If you look at how Tesla, Inc., has performed on the stock market, you’ll see the electric automaker has the majors beat.
Tesla’s stock lately has been trading for about $370 per share – a huge increase over a year ago when the shares were trading for about $225.
If you take a look at stock price performance by the largest automakers in global sales – Volkswagen, Toyota, General Motors, Ford, and Honda – you’ll see those share prices languishing over the past year. You’ll also see that Tesla’s market capitalization, at $61 billion, beats most of them and comes in at a close second behind Volkswagen.
Not bad for a company that sold about 76,000 vehicles last year worldwide and has yet to achieve a real quarterly profit. Volkswagen, which was the top global seller last year as it came through its “dieselgate” scandal, sold 10.3 million vehicles worldwide in 2016.
Shareholders are putting a lot of pressure on major, older automakers to boost profitability while also maneuvering efficiently as electric, autonomous vehicles, and ride-hailing apps such as Uber and Lyft shake up the industry.
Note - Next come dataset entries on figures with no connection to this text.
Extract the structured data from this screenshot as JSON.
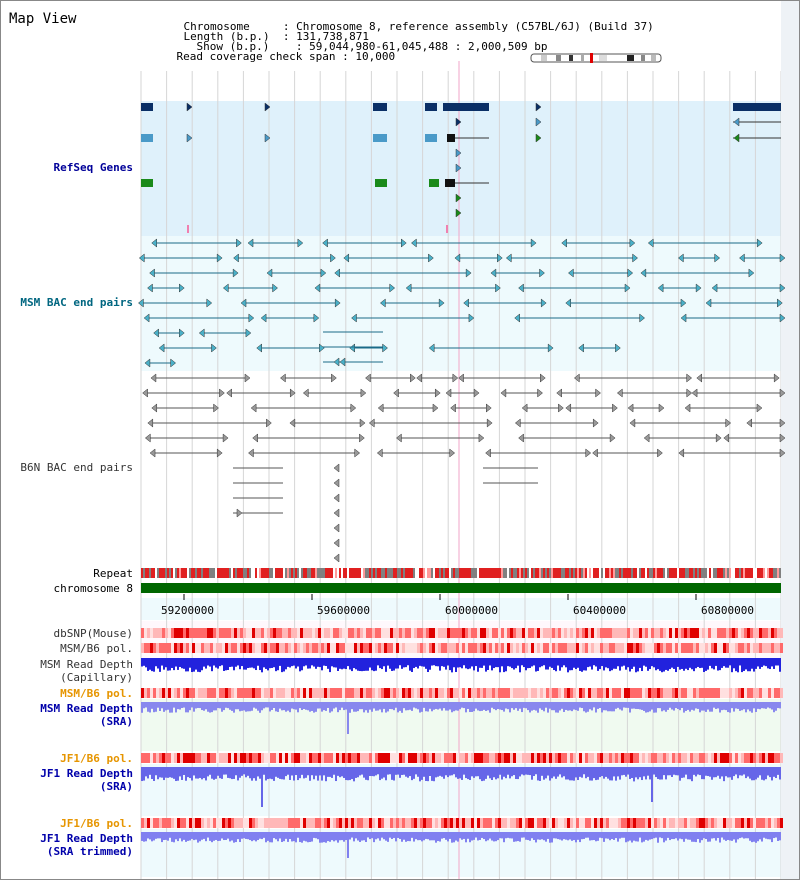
{
  "header": {
    "title": "Map View",
    "rows": [
      {
        "label": "Chromosome    ",
        "value": "Chromosome 8, reference assembly (C57BL/6J) (Build 37)"
      },
      {
        "label": "Length (b.p.) ",
        "value": "131,738,871"
      },
      {
        "label": "Show (b.p.)   ",
        "value": "59,044,980-61,045,488 : 2,000,509 bp"
      },
      {
        "label": "Read coverage check span",
        "value": "10,000"
      }
    ]
  },
  "tracks": {
    "refseq": "RefSeq Genes",
    "msm_bac": "MSM BAC end pairs",
    "b6n_bac": "B6N BAC end pairs",
    "repeat": "Repeat",
    "chromosome": "chromosome 8",
    "dbsnp": "dbSNP(Mouse)",
    "msm_b6_pol_1": "MSM/B6 pol.",
    "msm_depth_cap_1": "MSM Read Depth",
    "msm_depth_cap_2": "(Capillary)",
    "msm_b6_pol_2": "MSM/B6 pol.",
    "msm_depth_sra_1": "MSM Read Depth",
    "msm_depth_sra_2": "(SRA)",
    "jf1_pol_1": "JF1/B6 pol.",
    "jf1_depth_sra_1": "JF1 Read Depth",
    "jf1_depth_sra_2": "(SRA)",
    "jf1_pol_2": "JF1/B6 pol.",
    "jf1_depth_trim_1": "JF1 Read Depth",
    "jf1_depth_trim_2": "(SRA trimmed)"
  },
  "axis": {
    "ticks": [
      "59200000",
      "59600000",
      "60000000",
      "60400000",
      "60800000"
    ]
  },
  "colors": {
    "refseq_label": "#000099",
    "msm_label": "#006680",
    "b6n_label": "#333333",
    "jf1_label": "#0000aa",
    "orange_label": "#e69500",
    "chromosome_bar": "#006600"
  }
}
Earlier this month, General Motors shareholders sided with company executives such as CEO Mary Barra to reject a proposal by investor David Einhorn of Greenlight Capital. The hedge fund billionaire attempted to split GM's stock into two classes – one designed for big dividend returns and another designed to reward shareholders if the automaker's profits and stock price grows. Einhorn also wanted to nominate his own slate of directors.
Ford Motor Co. shareholders have been putting a lot of pressure on the company to increase profit performance. That conflict led to the recent ouster of CEO Mark Fields.
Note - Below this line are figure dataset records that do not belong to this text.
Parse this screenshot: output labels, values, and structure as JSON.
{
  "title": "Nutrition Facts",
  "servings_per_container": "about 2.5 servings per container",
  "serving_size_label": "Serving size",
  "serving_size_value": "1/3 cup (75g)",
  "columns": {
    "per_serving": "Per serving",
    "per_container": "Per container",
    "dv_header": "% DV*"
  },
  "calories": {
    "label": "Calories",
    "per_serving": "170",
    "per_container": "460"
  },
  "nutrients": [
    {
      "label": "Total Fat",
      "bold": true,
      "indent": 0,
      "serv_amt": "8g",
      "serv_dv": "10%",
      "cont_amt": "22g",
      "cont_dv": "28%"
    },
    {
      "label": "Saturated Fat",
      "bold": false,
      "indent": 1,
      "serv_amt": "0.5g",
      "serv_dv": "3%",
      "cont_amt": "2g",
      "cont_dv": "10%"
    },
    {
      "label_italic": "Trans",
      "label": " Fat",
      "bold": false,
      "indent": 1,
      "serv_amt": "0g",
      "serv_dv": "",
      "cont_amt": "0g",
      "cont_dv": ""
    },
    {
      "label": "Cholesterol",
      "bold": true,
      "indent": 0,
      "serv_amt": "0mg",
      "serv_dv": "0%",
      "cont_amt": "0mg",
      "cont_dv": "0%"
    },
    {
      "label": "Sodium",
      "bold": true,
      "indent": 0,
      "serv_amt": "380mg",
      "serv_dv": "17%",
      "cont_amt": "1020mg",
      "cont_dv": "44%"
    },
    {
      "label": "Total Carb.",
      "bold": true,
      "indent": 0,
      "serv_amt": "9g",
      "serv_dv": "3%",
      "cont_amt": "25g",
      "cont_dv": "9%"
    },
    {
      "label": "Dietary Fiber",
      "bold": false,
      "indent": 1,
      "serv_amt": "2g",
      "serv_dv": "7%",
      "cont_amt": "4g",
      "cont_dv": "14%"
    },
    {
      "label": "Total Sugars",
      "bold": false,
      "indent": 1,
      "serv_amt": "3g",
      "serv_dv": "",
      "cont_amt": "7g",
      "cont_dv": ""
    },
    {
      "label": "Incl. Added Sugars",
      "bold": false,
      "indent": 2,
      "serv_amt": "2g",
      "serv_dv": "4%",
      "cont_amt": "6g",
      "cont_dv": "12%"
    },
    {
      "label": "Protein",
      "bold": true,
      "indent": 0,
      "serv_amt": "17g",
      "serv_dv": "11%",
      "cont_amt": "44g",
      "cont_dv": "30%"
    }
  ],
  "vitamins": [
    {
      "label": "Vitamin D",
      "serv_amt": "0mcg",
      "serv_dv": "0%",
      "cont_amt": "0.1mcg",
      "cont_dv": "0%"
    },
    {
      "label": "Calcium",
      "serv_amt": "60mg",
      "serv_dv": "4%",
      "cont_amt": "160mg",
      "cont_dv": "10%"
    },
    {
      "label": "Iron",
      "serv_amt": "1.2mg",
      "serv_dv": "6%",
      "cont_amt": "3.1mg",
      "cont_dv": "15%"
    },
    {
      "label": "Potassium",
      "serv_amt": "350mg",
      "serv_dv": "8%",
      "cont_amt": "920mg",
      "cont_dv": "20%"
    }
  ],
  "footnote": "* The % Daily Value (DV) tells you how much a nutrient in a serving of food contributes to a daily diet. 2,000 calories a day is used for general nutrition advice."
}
Tesla, Inc., has had a very different tale to tell.
During the company’s annual meeting earlier this month in Mountain View, Calif., shareholders considered a proposal from a group of Connecticut pension funds for directors to face re-election annually, rather than serve staggered three-year terms. While the proposal failed, the company said it would consider potential independent directors and would add two or three to the seven-person board. More will be announced by Tesla in the coming months.
Some of that proposal was about not allowing CEO Elon Musk to have too much control over the company. Overall, they’re quite pleased with the company’s performance and surging stock prices.
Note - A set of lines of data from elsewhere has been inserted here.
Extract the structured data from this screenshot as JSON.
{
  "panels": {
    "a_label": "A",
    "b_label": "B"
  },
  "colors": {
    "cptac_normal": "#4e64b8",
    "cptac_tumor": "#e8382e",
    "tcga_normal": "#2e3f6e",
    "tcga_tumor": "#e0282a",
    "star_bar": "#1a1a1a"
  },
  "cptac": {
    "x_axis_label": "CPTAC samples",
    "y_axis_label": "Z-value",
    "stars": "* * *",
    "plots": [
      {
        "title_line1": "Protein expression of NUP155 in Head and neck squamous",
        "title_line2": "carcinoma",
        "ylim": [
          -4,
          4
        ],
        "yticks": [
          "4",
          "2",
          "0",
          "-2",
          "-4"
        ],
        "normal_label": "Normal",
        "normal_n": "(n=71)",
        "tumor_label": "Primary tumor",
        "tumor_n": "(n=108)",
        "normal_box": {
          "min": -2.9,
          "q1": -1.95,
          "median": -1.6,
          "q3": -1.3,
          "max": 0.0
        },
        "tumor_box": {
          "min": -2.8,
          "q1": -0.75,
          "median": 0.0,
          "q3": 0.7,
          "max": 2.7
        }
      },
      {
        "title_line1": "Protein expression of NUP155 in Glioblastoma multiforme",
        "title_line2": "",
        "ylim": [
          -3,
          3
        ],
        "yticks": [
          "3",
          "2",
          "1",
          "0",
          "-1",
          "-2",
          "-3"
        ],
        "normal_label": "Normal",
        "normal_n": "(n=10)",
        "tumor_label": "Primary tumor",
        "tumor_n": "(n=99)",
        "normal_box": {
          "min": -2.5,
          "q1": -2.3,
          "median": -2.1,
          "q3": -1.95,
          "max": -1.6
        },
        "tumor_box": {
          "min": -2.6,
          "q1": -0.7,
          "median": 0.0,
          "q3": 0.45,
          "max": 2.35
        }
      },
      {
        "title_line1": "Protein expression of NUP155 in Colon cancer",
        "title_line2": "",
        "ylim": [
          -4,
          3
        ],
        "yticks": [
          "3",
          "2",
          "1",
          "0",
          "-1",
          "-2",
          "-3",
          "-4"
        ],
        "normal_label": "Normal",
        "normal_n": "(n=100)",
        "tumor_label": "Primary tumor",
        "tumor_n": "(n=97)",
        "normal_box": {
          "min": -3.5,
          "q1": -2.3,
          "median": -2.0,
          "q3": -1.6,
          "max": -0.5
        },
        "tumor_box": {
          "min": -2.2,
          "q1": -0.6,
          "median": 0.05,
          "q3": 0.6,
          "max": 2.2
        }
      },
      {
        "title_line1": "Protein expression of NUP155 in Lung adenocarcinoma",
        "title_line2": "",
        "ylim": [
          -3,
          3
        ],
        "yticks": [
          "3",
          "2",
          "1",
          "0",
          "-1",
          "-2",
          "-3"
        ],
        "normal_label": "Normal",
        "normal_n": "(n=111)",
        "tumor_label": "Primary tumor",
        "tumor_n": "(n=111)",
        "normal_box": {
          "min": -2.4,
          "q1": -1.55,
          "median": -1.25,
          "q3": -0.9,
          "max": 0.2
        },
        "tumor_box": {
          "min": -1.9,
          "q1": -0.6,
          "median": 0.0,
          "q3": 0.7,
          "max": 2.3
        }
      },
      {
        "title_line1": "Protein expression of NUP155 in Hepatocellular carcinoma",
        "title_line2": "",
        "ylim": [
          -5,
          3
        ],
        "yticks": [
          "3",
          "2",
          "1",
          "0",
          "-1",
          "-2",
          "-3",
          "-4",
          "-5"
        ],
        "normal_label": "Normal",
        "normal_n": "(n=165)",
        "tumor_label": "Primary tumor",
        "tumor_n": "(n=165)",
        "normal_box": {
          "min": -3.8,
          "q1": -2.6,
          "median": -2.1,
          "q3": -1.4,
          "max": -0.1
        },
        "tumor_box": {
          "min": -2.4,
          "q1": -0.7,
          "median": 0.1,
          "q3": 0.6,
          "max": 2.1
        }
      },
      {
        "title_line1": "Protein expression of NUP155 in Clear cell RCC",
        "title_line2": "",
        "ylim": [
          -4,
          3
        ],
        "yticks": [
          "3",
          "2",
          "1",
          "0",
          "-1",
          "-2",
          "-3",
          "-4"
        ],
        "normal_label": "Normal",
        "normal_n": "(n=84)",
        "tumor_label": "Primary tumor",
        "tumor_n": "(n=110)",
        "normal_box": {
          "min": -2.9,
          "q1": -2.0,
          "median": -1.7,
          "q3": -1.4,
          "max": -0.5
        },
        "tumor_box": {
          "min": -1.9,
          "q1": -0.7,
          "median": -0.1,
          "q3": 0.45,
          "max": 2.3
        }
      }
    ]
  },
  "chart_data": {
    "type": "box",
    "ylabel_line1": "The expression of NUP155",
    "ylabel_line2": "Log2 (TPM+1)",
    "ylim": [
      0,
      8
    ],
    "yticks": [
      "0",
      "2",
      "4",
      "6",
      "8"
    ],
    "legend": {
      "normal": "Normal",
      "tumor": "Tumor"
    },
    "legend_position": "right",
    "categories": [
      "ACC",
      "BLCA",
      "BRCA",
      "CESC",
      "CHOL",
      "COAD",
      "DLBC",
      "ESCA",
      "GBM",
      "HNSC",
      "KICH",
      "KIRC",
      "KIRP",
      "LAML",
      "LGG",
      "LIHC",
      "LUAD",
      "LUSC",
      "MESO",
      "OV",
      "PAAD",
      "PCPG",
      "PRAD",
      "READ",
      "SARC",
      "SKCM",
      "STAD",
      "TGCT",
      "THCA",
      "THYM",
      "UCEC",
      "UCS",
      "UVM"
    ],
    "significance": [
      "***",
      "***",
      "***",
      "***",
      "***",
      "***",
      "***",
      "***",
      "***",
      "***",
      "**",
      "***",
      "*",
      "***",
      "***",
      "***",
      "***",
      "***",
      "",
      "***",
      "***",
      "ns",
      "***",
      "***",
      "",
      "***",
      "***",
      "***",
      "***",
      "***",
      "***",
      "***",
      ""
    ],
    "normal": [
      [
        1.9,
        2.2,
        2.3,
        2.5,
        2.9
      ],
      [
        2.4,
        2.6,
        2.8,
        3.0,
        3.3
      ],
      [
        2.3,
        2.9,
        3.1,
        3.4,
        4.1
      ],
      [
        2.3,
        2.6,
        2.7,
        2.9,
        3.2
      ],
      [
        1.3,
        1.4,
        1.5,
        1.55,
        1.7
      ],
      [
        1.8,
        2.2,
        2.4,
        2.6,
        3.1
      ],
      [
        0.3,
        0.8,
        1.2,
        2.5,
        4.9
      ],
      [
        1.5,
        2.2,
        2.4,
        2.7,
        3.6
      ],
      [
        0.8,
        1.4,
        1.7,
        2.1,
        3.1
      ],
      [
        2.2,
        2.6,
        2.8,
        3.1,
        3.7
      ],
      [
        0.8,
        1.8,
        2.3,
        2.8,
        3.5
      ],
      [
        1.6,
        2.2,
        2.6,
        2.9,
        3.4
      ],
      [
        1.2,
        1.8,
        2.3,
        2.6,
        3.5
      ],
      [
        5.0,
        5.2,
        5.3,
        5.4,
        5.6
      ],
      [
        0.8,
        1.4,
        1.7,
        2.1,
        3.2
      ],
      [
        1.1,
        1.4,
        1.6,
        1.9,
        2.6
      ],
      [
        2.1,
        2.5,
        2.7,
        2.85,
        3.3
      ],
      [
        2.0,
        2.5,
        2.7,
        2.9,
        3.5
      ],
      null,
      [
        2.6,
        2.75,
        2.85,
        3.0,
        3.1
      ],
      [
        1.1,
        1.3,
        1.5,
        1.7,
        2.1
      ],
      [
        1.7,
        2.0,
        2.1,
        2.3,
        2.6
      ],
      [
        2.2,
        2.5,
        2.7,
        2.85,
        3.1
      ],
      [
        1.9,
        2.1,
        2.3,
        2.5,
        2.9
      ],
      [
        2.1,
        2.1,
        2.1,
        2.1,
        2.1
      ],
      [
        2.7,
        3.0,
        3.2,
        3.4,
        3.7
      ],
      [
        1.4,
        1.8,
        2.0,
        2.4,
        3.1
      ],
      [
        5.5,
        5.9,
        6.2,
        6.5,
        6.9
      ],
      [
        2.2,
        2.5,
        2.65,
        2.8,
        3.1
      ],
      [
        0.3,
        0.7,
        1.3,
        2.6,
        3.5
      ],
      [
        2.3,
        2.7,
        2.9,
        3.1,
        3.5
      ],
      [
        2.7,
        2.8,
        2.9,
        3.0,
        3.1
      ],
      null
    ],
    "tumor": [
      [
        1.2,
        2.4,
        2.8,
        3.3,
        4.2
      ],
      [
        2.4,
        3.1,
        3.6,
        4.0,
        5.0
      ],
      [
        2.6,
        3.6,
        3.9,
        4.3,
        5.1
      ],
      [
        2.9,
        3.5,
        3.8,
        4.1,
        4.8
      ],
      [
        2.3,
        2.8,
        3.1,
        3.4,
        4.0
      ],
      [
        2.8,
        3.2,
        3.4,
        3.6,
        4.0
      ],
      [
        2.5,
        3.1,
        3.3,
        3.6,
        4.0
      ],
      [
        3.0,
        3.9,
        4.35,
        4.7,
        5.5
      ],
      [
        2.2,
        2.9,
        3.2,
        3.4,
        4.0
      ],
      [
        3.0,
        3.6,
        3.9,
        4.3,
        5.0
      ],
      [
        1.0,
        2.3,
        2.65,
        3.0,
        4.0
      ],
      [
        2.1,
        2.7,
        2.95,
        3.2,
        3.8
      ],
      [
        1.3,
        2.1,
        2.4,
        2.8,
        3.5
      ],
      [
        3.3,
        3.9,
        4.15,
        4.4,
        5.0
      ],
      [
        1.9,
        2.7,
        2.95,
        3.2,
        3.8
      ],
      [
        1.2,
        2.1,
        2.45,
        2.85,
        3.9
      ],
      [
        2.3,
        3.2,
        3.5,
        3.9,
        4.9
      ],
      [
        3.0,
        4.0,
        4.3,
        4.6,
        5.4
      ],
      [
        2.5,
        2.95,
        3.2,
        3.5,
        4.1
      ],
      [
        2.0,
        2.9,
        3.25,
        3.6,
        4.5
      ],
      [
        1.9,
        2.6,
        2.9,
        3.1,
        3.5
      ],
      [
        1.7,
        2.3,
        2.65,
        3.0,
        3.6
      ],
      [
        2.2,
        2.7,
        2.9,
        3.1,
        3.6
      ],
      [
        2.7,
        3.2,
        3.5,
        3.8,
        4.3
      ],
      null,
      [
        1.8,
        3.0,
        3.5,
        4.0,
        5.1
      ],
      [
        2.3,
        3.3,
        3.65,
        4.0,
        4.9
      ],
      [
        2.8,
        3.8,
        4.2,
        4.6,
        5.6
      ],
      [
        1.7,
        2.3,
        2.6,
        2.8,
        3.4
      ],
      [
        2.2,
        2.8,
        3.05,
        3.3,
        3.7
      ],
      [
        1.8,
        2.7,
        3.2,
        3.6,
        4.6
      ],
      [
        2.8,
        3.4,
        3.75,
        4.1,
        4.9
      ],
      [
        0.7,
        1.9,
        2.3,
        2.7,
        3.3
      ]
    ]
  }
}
Tesla is considered to be one of the leading cleantech companies to follow by investors. It’s one of many stocks doing much better than performance measures seen in the global auto industry.
Cleantech Group’s index, considered to be the leading global index of publicly traded clean companies, has been similar to the overall stock market this year in strong performance.
Cleantech Group reports that it’s been a stellar year for its index, with price returns up 12.5 percent through the end up April. Last year ended at an 11.2 percent increase. As for years seeing declines in the index, these included 2008, 2011, and 2014; with the gap narrowing in recent year with less severe losses than during the Great Recession.
Cleantech advisors say that the clean transportation, clean energy, energy efficiency, and other related sectors, are continuing to go through a period of “house cleaning.” A decade ago, they’d seen a great deal of support from Silicon Valley and venture capital firms. That was hard hit by the Great Recession – and by interest leaning toward mobile devices and digital media channels. There was also a lot of concern about companies like Fisker Automotive and A123 Systems filing for bankruptcy and needing foreign investors to bail them out.
Stock performance by Tesla is bringing much more interest in cleantech and other emerging technologies over traditional companies. Some analysts say that Tesla has its competitors beat in shareholder perception and hope rather than corporate profit statements.